Pulmonary Artery Hypertension (PAH) is a disease of the pulmonary vasculature characterized by progressive remodeling of pulmonary arteries (PAs), including proliferation of PA smooth muscle cells (PASMC). PAH is an incurable disease that leads to death from right ventricular heart failure in less than 3 years if untreated. Heterozygous mutations of the bone morphogenetic protein type II receptor (BMPR2) gene are the most common genetic cause of heritable PAH (HPAH). However, only 20% of BMPR2 carriers actually develop PAH, indicating an existence of additional factors or modifier genes that trigger the development of PAH in a small subset of BMPR2 carriers. Therefore, it is critical to develop a prognostic tool to identify the subset of BMPR2 carriers who will develop PAH. The discovery of a BMPR2 modulating factor can also help clarify the etiology of HPAH, identify potential therapeutic targets, and develop a novel therapeutic strategy for HPAH. We found recently that the region of the BMPR2 mRNA mediates the translational regulation of BMPR2 by the RNA binding protein FMRP (fragile X mental retardation protein), a product of the FMR1 gene. Overexpression of FMRP reduces BMPR2 protein, while deletion of FMRP in PASMC results in a ~3-fold increase of both BMPR2 expression and of its downstream signal response, including actin remodeling mediated by LIM-kinase 1 (LIMK1), which interacts with the CTD. The central hypothesis of this application is that FMRP is a regulator of BMPR2 protein level and its downstream CTD- mediated signaling pathway, and, therefore, serves as a critical modifier of PAH among BMPR2 carriers.

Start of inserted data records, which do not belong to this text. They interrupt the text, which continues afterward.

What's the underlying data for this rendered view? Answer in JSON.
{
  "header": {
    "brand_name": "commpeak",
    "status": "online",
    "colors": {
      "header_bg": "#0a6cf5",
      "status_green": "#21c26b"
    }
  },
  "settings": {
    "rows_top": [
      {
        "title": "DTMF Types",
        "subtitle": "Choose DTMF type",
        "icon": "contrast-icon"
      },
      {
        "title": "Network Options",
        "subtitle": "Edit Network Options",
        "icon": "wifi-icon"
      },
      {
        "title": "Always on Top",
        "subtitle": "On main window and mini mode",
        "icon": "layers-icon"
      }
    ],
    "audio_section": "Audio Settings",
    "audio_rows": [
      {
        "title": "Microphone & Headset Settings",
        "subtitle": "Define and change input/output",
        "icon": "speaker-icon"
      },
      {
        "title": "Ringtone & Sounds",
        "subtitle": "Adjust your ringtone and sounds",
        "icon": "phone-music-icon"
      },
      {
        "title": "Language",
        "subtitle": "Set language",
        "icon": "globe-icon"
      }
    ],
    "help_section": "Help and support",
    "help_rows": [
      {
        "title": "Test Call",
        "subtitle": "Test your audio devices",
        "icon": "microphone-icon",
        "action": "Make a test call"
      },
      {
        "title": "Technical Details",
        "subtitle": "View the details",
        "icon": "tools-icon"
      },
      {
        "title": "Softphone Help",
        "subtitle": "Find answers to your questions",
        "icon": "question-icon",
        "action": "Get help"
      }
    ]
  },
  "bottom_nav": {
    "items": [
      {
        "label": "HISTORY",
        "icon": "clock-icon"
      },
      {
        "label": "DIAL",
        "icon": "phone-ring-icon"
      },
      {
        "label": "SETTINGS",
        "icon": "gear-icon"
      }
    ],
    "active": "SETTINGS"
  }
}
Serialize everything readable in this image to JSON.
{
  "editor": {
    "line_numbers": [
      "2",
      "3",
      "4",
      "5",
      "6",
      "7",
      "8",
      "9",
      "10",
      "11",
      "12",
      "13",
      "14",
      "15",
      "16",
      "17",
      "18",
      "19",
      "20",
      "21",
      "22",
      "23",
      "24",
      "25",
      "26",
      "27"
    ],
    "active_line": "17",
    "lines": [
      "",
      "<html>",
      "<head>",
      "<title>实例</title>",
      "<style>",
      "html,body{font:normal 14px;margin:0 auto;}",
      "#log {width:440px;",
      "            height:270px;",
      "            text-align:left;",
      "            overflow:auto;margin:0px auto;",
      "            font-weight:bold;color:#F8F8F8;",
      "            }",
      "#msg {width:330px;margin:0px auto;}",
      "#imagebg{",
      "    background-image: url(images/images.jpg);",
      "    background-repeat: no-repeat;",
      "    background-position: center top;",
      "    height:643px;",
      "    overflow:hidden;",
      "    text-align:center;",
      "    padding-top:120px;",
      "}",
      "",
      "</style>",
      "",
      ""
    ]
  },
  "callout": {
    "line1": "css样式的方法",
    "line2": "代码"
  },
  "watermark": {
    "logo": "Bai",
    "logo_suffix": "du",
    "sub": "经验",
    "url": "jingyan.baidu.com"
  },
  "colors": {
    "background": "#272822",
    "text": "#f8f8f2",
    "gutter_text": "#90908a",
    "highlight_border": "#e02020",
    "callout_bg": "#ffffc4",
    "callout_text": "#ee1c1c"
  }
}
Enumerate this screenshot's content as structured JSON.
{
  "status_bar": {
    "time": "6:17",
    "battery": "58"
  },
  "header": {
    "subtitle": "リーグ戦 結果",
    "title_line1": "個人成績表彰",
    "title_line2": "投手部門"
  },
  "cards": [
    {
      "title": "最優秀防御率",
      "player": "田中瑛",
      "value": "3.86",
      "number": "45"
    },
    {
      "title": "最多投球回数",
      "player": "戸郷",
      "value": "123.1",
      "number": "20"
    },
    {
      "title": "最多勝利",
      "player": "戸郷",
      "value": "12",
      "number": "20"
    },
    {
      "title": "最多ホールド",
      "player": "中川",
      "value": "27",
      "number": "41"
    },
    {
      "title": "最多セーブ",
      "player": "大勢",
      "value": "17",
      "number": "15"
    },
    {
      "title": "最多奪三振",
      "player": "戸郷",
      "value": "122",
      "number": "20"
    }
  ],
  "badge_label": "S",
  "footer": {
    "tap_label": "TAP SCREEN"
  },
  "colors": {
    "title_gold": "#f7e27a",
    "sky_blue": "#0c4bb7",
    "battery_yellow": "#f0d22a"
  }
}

In Specific Aim1 will test the hypothesis that the depletion of FMRP will ameliorate PAH by augmenting BMPR2 protein and its downstream signaling pathway.
Specific Aim2 will test the hypothesis that the change of the level of FMPR modulates the translation efficiency of BMPR2-FL transcripts and contributes to the pathogenesis of PAH.
Specific Aim3 will test the hypothesis that the elevated expression of FMRP affects the penetrance of PAH. Upon successfully completion of the application, it will identify a previously unappreciated modifier which triggers the development of PAH among a small subset of BMPR2 carriers.
Heterozygous germline mutations in the BMPR2 gene are known to cause pulmonary artery hypertension (PAH), however, only 20% of BMPR2 carriers actually develop PAH, supporting the idea that there is a 'modifier' which determines the development of PAH among a subset of BMPR2 carriers. This application studies a novel modifier which triggers the development of PAH among a small subset of BMPR2 carriers.